Tunisie. Que cache la liberté de ton des conseillers de la Présidence ?
En une semaine, deux éminents conseillers de la présidence de la République ont asséné coup sur coup deux tribunes extrêmement sévères à l’égard du gouvernement Jebali. Quelle signification donner aux deux sorties, d’une étonnante liberté de ton, respectivement d’Adnene Mnasser et de Mohamed Chawki Abid ? Est-ce le début de la fin de l’entente cordiale entre Moncef Marzouki et le gouvernement islamiste ?
Personnalité relativement discrète, l’apparatchik Adnene Mnasser, 45 ans, agrégé d’histoire et vice-doyen de la Faculté des Lettres et des Sciences Humaines de Sousse, n’est pourtant pas homme à affectionner les coups d’éclat. L’homme est plutôt discret depuis sa nomination au palais de Carthage comme conseiller spécial.
Il y a donc lieu de s’interroger doublement sur ses motivations, lorsqu’il s’exprime forcément en qualité de porte-parole de la présidence de la République, et qu’il formule une critique acerbe contre le « légalisme » dont fait preuve le pouvoir judiciaire, et avec lui le gouvernement, dans le dossier des ex symboles de la corruption dont beaucoup sont en train d’être libérés.
Publié d’abord sur la plateforme de blogging Nawaat, son texte écrit dans un arabe littéraire impeccable a depuis fait le tour du web tunisien.
Mohamed Chawki Abid enfonçait le clou hier jeudi. Celui qui est en charge des affaires économiques à Carthage va plus loin que son homologue dans sa tribune destinée aux réseaux sociaux sur le mode « si j’étais Jebali ».
Epinglé en début de semaine par l’agence de notation Standard and Poor’s pour sa mauvaise gestion de la crise, le gouvernement provisoire est traité dans l’article de Chawki Abid tel un cancre, mauvais élève employant des ministres incompétents et trop nombreux.
L’audace de l’économiste va même jusqu’à proposer une feuille de route au Premier ministre, impliquant une reconfiguration ministérielle.

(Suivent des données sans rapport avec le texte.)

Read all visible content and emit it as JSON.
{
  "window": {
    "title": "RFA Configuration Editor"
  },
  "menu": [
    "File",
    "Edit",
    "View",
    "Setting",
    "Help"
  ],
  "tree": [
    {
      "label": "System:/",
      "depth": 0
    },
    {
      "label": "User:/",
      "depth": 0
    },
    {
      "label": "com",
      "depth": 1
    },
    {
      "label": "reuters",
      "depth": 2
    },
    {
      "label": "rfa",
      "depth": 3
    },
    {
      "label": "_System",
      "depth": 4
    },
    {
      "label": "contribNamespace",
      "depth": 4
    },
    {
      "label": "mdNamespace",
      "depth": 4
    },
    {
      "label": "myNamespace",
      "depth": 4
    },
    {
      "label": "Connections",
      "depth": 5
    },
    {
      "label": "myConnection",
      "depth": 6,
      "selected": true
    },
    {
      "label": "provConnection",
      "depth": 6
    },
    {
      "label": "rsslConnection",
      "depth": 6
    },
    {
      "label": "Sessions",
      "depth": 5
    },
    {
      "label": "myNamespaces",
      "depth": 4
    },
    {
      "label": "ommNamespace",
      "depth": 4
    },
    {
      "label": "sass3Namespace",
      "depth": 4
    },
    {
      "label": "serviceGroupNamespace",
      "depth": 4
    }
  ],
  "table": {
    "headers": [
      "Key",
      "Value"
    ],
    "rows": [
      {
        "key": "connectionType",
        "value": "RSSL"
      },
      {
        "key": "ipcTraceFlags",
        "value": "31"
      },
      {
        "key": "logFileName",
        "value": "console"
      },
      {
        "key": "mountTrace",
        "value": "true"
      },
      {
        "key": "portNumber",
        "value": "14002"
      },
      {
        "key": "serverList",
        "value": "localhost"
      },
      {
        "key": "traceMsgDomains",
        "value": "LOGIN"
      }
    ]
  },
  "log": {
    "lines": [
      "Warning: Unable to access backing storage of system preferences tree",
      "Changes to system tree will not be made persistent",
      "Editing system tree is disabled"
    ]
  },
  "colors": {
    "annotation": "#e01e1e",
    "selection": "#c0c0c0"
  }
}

Le Congrès Pour la République, ou l’éternel parti des « anti »
Quid du devoir de réserve ? La coalition de la troïka au pouvoir est-elle en passe de se défaire sous nos yeux ? Tout se passe en tout cas comme si un Etat dans l’Etat pilonnait désormais un gouvernement dès les premières vulnérabilités détectées. Contre toute attente, la présidence de la République, que d’aucuns donnaient déjà fantoche et sans prérogatives, s’affirme comme contre-pouvoir de propagande, à défaut d’être un contre-pouvoir institutionnel.
Le CPR est-il la bonne clé de lecture de cette fronde ?
S’il devait y avoir un socle commun minimal entre les membres du CPR, parti présidentiel traversé par des idéologies hétérogènes, ce serait l’anti Bénalisme le plus virulent, prêt à toutes les alliances, pourvu que chute la dictature des ex clans. La proximité de l’ancien secrétaire général du CPR Abderraouf Ayadi avec les salafistes en dit long à cet égard.
C’est dire si les bases du CPR sont furieuses depuis la libération controversée d’une figure telle que Kaïs Ben Ali, neveu de l’ex président véritable parrain monastirien, ou encore les acquittements en série de personnalités proches de l’ex régime dans diverses affaires, même s’ils restent en prison.
Fallait-il « donner quelque chose » en direction des militants tentés de partir avec Ayadi dans sa scission ? Il y a lieu de le penser lorsqu’on voit avec quelle régularité le président Marzouki prépare d’ores-et-déjà les présidentielles, multipliant les gestes médiatiques à connotation électoraliste, et envoyant en éclaireur dans les médias un autre fidèle conseiller, Samir Ben Amor.
Si le dossier syrien était sujet à consensus entre le droits-de-l’hommiste Marzouki et les islamistes d’Ennahdha pour des raisons différentes, le pouvoir post Constitution en Tunisie fait l’objet d’une précoce et âpre lutte du chacun pour soi, d’autant qu’Ettakatol, autre membre de la précaire alliance tripartite, enregistre de nouvelles défections (dont celle de l’élu Jamel Gargouri) qui pourraient être fatales à sa pérennité.